[November 14, 2016] While waiting to vote this past week, Election Day Tuesday, I struck up a conversation with an older gentleman and his wife. He was a Korean War veteran, she a retired state judge, both were vivid reminders of how much our older generation still has to contribute. While none of us volunteered who we would be voting, the conversation quickly turned to how much power the U.S. president has gained over the past 50 plus years or so. Such a concept is not new but the two authors I highlight today reinforce that idea and are convincing why it has happened without much notice by the people or by the Congress.
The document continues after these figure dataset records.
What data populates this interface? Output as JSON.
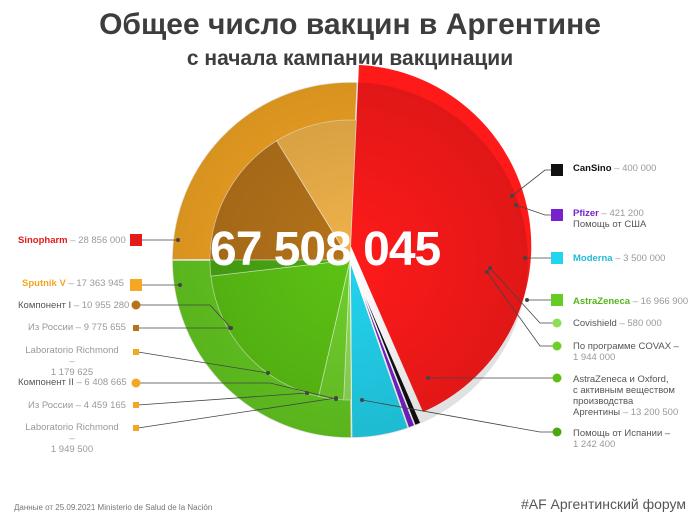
{
  "title": "Общее число вакцин в Аргентине",
  "subtitle": "с начала кампании вакцинации",
  "total": "67 508 045",
  "footnote": "Данные от 25.09.2021 Ministerio de Salud de la Nación",
  "brand": "#AF Аргентинский форум",
  "chart_data": {
    "type": "pie",
    "total": 67508045,
    "slices": [
      {
        "name": "Sinopharm",
        "value": 28856000,
        "color": "#ff1a1a"
      },
      {
        "name": "CanSino",
        "value": 400000,
        "color": "#111111"
      },
      {
        "name": "Pfizer",
        "value": 421200,
        "color": "#7722cc",
        "note": "Помощь от США"
      },
      {
        "name": "Moderna",
        "value": 3500000,
        "color": "#22d4ee"
      },
      {
        "name": "AstraZeneca",
        "value": 16966900,
        "color": "#66cc22"
      },
      {
        "name": "Sputnik V",
        "value": 17363945,
        "color": "#f5a623"
      }
    ],
    "sub_slices": {
      "AstraZeneca": [
        {
          "name": "Covishield",
          "value": 580000
        },
        {
          "name": "По программе COVAX",
          "value": 1944000
        },
        {
          "name": "AstraZeneca и Oxford, с активным веществом производства Аргентины",
          "value": 13200500
        },
        {
          "name": "Помощь от Испании",
          "value": 1242400
        }
      ],
      "Sputnik V": [
        {
          "name": "Компонент I",
          "value": 10955280
        },
        {
          "name": "Из России",
          "value": 9775655
        },
        {
          "name": "Laboratorio Richmond",
          "value": 1179625
        },
        {
          "name": "Компонент II",
          "value": 6408665
        },
        {
          "name": "Из России",
          "value": 4459165
        },
        {
          "name": "Laboratorio Richmond",
          "value": 1949500
        }
      ]
    }
  },
  "labels": {
    "sinopharm": {
      "name": "Sinopharm",
      "value": "– 28 856 000"
    },
    "cansino": {
      "name": "CanSino",
      "value": "– 400 000"
    },
    "pfizer": {
      "name": "Pfizer",
      "value": "– 421 200",
      "note": "Помощь от США"
    },
    "moderna": {
      "name": "Moderna",
      "value": "– 3 500 000"
    },
    "astrazeneca": {
      "name": "AstraZeneca",
      "value": "– 16 966 900"
    },
    "covishield": {
      "name": "Covishield",
      "value": "– 580 000"
    },
    "covax": {
      "name": "По программе COVAX –",
      "value": "1 944 000"
    },
    "az_oxford": {
      "name1": "AstraZeneca и Oxford,",
      "name2": "с активным веществом",
      "name3": "производства",
      "name4": "Аргентины",
      "value": "– 13 200 500"
    },
    "spain": {
      "name": "Помощь от Испании –",
      "value": "1 242 400"
    },
    "sputnik": {
      "name": "Sputnik V",
      "value": "– 17 363 945"
    },
    "comp1": {
      "name": "Компонент I",
      "value": "– 10 955 280"
    },
    "russia1": {
      "name": "Из России",
      "value": "– 9 775 655"
    },
    "richmond1": {
      "name": "Laboratorio Richmond –",
      "value": "1 179 625"
    },
    "comp2": {
      "name": "Компонент II",
      "value": "– 6 408 665"
    },
    "russia2": {
      "name": "Из России",
      "value": "– 4 459 165"
    },
    "richmond2": {
      "name": "Laboratorio Richmond –",
      "value": "1 949 500"
    }
  }
}
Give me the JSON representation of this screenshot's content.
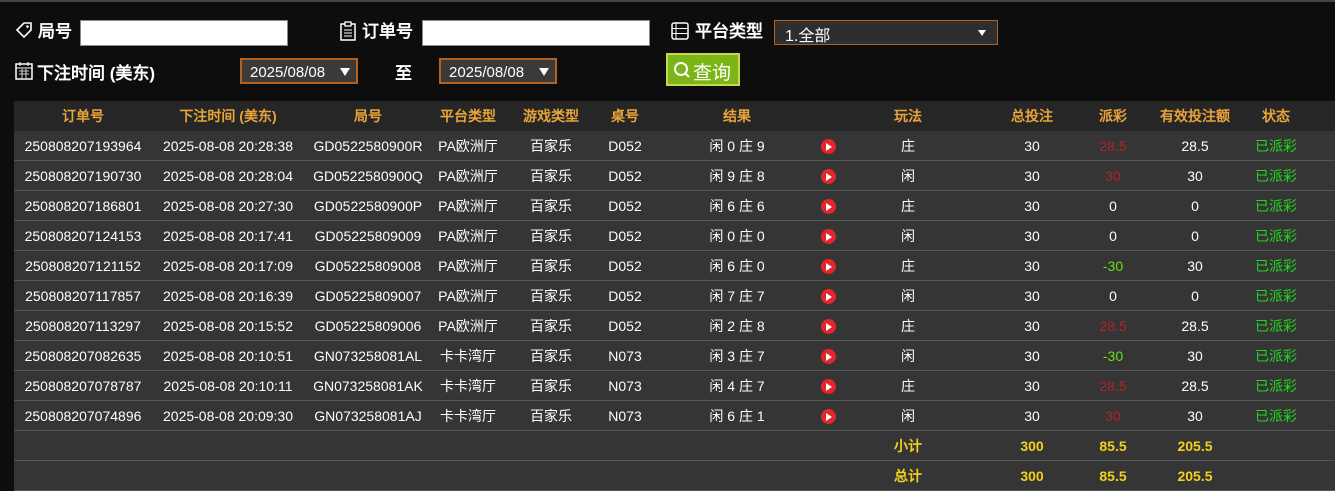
{
  "filters": {
    "round_label": "局号",
    "order_label": "订单号",
    "platform_label": "平台类型",
    "platform_value": "1.全部",
    "time_label": "下注时间 (美东)",
    "date_from": "2025/08/08",
    "to_label": "至",
    "date_to": "2025/08/08",
    "search_button": "查询"
  },
  "table": {
    "columns": [
      "订单号",
      "下注时间 (美东)",
      "局号",
      "平台类型",
      "游戏类型",
      "桌号",
      "结果",
      "玩法",
      "总投注",
      "派彩",
      "有效投注额",
      "状态"
    ],
    "rows": [
      [
        "250808207193964",
        "2025-08-08 20:28:38",
        "GD0522580900R",
        "PA欧洲厅",
        "百家乐",
        "D052",
        "闲 0 庄 9",
        "庄",
        30,
        28.5,
        28.5,
        "已派彩"
      ],
      [
        "250808207190730",
        "2025-08-08 20:28:04",
        "GD0522580900Q",
        "PA欧洲厅",
        "百家乐",
        "D052",
        "闲 9 庄 8",
        "闲",
        30,
        30,
        30,
        "已派彩"
      ],
      [
        "250808207186801",
        "2025-08-08 20:27:30",
        "GD0522580900P",
        "PA欧洲厅",
        "百家乐",
        "D052",
        "闲 6 庄 6",
        "庄",
        30,
        0,
        0,
        "已派彩"
      ],
      [
        "250808207124153",
        "2025-08-08 20:17:41",
        "GD05225809009",
        "PA欧洲厅",
        "百家乐",
        "D052",
        "闲 0 庄 0",
        "闲",
        30,
        0,
        0,
        "已派彩"
      ],
      [
        "250808207121152",
        "2025-08-08 20:17:09",
        "GD05225809008",
        "PA欧洲厅",
        "百家乐",
        "D052",
        "闲 6 庄 0",
        "庄",
        30,
        -30,
        30,
        "已派彩"
      ],
      [
        "250808207117857",
        "2025-08-08 20:16:39",
        "GD05225809007",
        "PA欧洲厅",
        "百家乐",
        "D052",
        "闲 7 庄 7",
        "闲",
        30,
        0,
        0,
        "已派彩"
      ],
      [
        "250808207113297",
        "2025-08-08 20:15:52",
        "GD05225809006",
        "PA欧洲厅",
        "百家乐",
        "D052",
        "闲 2 庄 8",
        "庄",
        30,
        28.5,
        28.5,
        "已派彩"
      ],
      [
        "250808207082635",
        "2025-08-08 20:10:51",
        "GN073258081AL",
        "卡卡湾厅",
        "百家乐",
        "N073",
        "闲 3 庄 7",
        "闲",
        30,
        -30,
        30,
        "已派彩"
      ],
      [
        "250808207078787",
        "2025-08-08 20:10:11",
        "GN073258081AK",
        "卡卡湾厅",
        "百家乐",
        "N073",
        "闲 4 庄 7",
        "庄",
        30,
        28.5,
        28.5,
        "已派彩"
      ],
      [
        "250808207074896",
        "2025-08-08 20:09:30",
        "GN073258081AJ",
        "卡卡湾厅",
        "百家乐",
        "N073",
        "闲 6 庄 1",
        "闲",
        30,
        30,
        30,
        "已派彩"
      ]
    ],
    "summaries": [
      {
        "label": "小计",
        "total": 300,
        "payout": 85.5,
        "valid": 205.5
      },
      {
        "label": "总计",
        "total": 300,
        "payout": 85.5,
        "valid": 205.5
      }
    ]
  }
}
Good reading!
The Cult of the Presidency: America’s Dangerous Devotion to Executive Power , Gene Healy, 2008 (updated 2009)
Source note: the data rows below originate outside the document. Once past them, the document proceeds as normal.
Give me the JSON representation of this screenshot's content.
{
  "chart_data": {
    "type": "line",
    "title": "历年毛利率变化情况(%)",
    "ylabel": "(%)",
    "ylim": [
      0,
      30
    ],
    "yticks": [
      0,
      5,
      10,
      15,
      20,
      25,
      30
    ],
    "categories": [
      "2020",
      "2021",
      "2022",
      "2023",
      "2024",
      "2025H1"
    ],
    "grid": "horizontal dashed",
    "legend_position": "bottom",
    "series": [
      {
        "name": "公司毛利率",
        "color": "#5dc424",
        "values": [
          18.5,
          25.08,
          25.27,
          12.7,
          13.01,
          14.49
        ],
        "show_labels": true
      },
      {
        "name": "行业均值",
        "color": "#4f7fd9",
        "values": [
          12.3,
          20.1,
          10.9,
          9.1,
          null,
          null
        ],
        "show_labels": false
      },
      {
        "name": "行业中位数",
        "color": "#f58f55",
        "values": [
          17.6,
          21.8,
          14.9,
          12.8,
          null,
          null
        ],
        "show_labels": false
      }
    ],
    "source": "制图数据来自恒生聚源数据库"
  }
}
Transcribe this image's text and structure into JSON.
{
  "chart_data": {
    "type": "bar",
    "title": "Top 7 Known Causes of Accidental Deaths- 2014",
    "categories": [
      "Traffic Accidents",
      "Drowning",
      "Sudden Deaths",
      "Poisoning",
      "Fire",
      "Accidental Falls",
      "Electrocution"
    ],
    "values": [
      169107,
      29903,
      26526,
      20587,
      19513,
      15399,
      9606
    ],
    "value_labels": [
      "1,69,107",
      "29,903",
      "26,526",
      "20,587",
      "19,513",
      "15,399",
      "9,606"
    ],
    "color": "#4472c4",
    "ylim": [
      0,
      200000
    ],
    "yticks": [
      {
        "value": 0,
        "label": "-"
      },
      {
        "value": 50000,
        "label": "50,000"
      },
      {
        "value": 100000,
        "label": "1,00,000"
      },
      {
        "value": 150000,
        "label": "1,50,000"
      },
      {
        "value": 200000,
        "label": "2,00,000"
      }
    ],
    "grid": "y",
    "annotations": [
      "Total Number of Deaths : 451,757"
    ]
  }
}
Cato Institute scholar and author Gene Healy has written about a subject most people in Washington D.C. don’t want you to hear about. Both political parties, as well as the American people, want a stronger, more active, more powerful president who can fix the world’s problems and fulfill their individual needs. Healy convincingly argues that the more power the U.S. president gains – in opposition to the constitutionally arranged checks and balances – the more danger the citizens are exposed to regardless of political party. The presidency has morphed into a messianic, personality-centered cult, not the modest office of the executive branch. Healy does a great job at tracing the growth of this power of the office from one of specified and limited power at the time of our Founding Fathers to one of tremendous power today. This explains the gross overreach in the last several political administrations. Highly recommended.
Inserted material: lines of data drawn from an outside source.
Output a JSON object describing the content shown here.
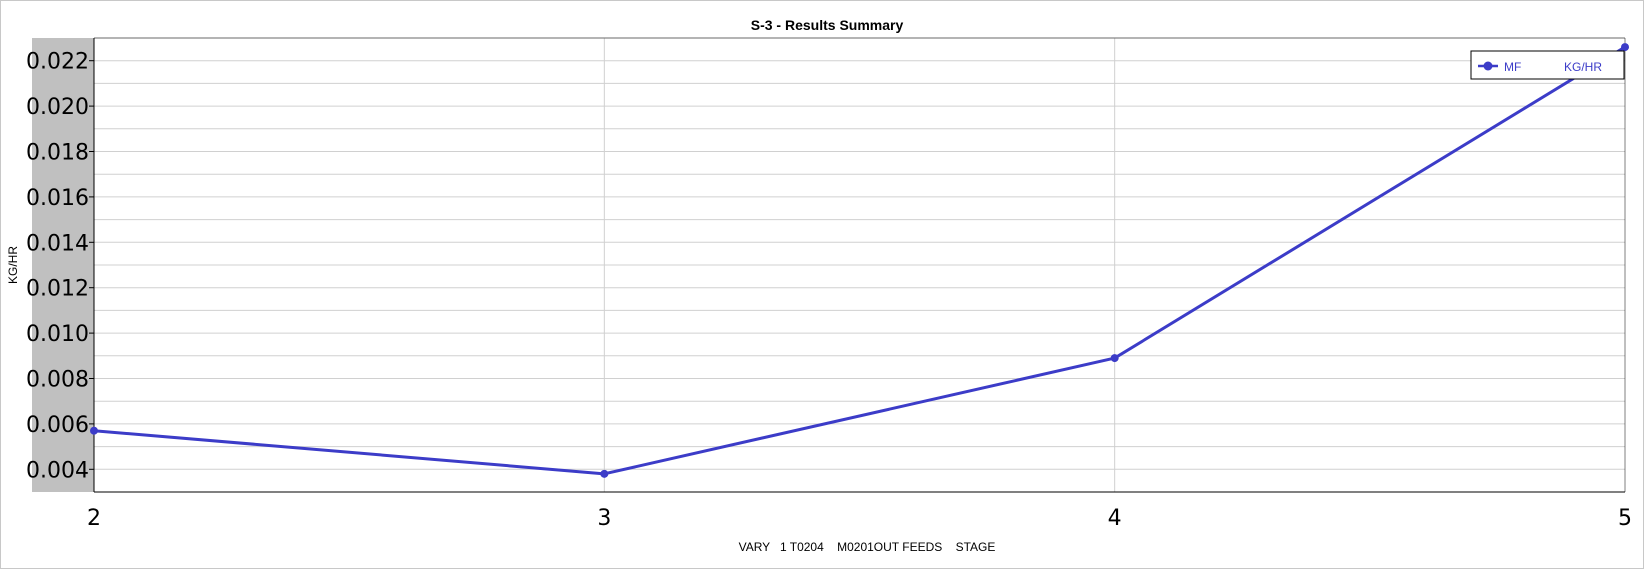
{
  "chart_data": {
    "type": "line",
    "title": "S-3 - Results Summary",
    "xlabel": "VARY   1 T0204    M0201OUT FEEDS    STAGE",
    "ylabel": "KG/HR",
    "x": [
      2,
      3,
      4,
      5
    ],
    "xlim": [
      2,
      5
    ],
    "xticks": [
      2,
      3,
      4,
      5
    ],
    "ylim": [
      0.003,
      0.023
    ],
    "yticks": [
      "0.004",
      "0.006",
      "0.008",
      "0.010",
      "0.012",
      "0.014",
      "0.016",
      "0.018",
      "0.020",
      "0.022"
    ],
    "grid": true,
    "legend_position": "top-right",
    "series": [
      {
        "name": "MF",
        "unit": "KG/HR",
        "color": "#3c3cc8",
        "values": [
          0.0057,
          0.0038,
          0.0089,
          0.0226
        ]
      }
    ]
  }
}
False Idol: Barack Obama and the Continuing Cult of the Presidency, Gene Healy, 2012
Author Gene Healy follows up on his 2008 book (see above) which was written at the end of the George Bush, Jr. presidency. The latest book uses president Obama’s first term as a major example to validate his original arguments. Healy tells us that Obama has claimed broad powers over the U.S. economy, foreign affairs (including treaties), the power to launch wars, assassinate American citizens abroad (not on the battlefield), and greatly empower large bureaucracies that have no accountability to the Congress or the American people. The campaigns for Obama were a chance to show everyone that he could miraculously “transform America” and solve all the nations problems including “slowing the rising tides of climate change.” Note however that this is not a hit piece on Obama but on the steadily increasing power of the presidency that threatens our freedoms. Highly recommended.